George Bernard Shaw was an Irish playwright, socialist, and a co-founder of the London School of Economics. Although his first profitable writing was music and literary criticism, in which capacity he wrote many highly articulate pieces of journalism, his main talent was for drama. Over the course of his life he wrote more than 60 plays. Nearly all his plays address prevailing social problems, but each also includes a vein of comedy that makes their stark themes more palatable. In these works Shaw examined education, marriage, religion, government, health care, and class privilege.
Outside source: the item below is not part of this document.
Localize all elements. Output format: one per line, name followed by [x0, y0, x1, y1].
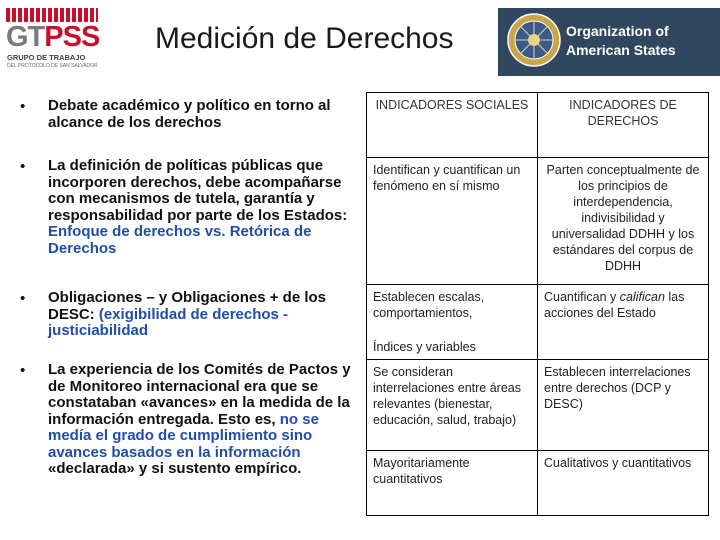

An ardent socialist, Shaw was angered by what he perceived to be the exploitation of the working class. He wrote many brochures and speeches for the Fabian Society. He became an accomplished orator in the furtherance of its causes, which included gaining equal rights for men and women, alleviating abuses of the working class, rescinding private ownership of productive land, and promoting healthy lifestyles. For a short time he was active in local politics, serving on the London County Council.
He hated the name George and always preferred to be called simply Bernard Shaw
He is the only person to have won both a Nobel Prize (for Literature in 1925) and an Oscar (for the screenplay of his play Pygmalion in 1938).
Born in Dublin he began work aged 15 as a junior clerk in a Dublin estate agency at a salary of £18 a year.
He later described the work as a “damnable waste of human life”.
Throughout his life he campaigned strongly for both socialism and alphabet reform...
...his new alphabet was designed to eliminate inconsistencies in English spelling. He left a large amount of money to promote his new alphabet but it never became popular.
He was a lifelong vegetarian and opposed British involvement in the First World War.
Because of his anti-war pamphlets and speeches he was expelled from the Dramatists’ Club.